The Professor thinks for sure the two agents de securitie will arrest the German, but to the Professor’s astonishment, a short exchange of words in Swiss seems to pacify the officers, and, as the Professor slumps to the floor, the German adjusts his cap and calmly makes his exit.
The Professor tries to control his breathing and lowers his head in between his knees to induce some more blood to return to his head. He can hear the police officers talking to him—demanding something, but he cannot fully understand what they are saying—and doesn’t care.
He only cares about the fact that he and Natalie are still alive.
As the Professor starts to recover, he looks up at the two officers, and rather than telling them a murder has just taken place, he whispers one name.
“Natalie!”
*
The Professor staggers as quickly as he can back to the main concourse. He shoves his way through a group having their picture taken. He ignores their protests and reaches the exact spot he and Quadir had left Natalie. He has no regard now for his own safety. The German could be within a few feet of him, and he wouldn’t be terrified or even try to protect himself as long as he knew Natalie was safe.
But there is no sign of her. He panics, and almost in despair, the Professor looks up at the departure lounge and the balcony—and Natalie.

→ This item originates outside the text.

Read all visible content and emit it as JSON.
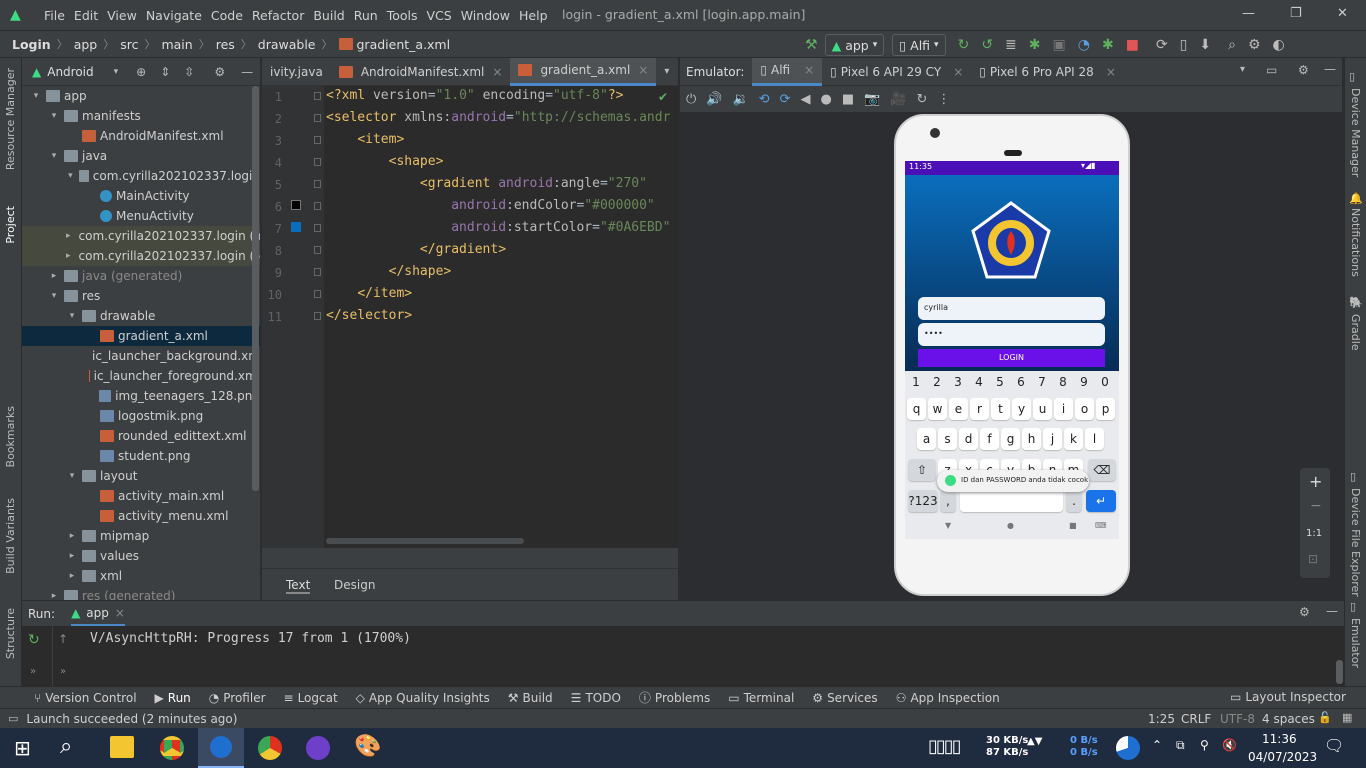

She is standing alone, watching him, composed as always, as if nothing at all has happened. The Professor rushes towards the escalator. By the time he reaches the bottom of it, Natalie is at the top waiting for him with now just a hint of concern on her face. And by the time the Professor reaches the first floor, he has made his decision what he must do, and as importantly, what he mustn’t do.
He mustn’t go to the authorities and admit he is a witness to a murder. If he does, he will be held for questioning for days—which means he will be unable to return to the vault on the most important day of the millennium—and he can’t possibly let that happen.
As far as knowing what he must do—he must set off to the chapel right now, and without Natalie, if he is to have any chance of returning to the bank by this time tomorrow.
The Professor doesn’t know what to expect at the chapel, but something deep down tells him he must go there first before he returns to the bank. The Professor can’t wait to hold Natalie in his arms. At that moment he realizes how much he needs her. As the escalator brings his head level with her feet, Natalie quickly puts something away in her purse, and with a couple of innocent gestures, asks what has happened to Quadir.
In his haste to hold her, the Professor almost trips off the last step, then immediately hugs her. He hugs her tightly even though it is not reciprocated—never wanting to let her go.
“Natalie, my darling, listen to me, it is not safe here … Quadir is dead,” the Professor says when he finally lets Natalie go.
He doesn’t wait for a reaction or any follow-up questions—there isn’t enough time to explain.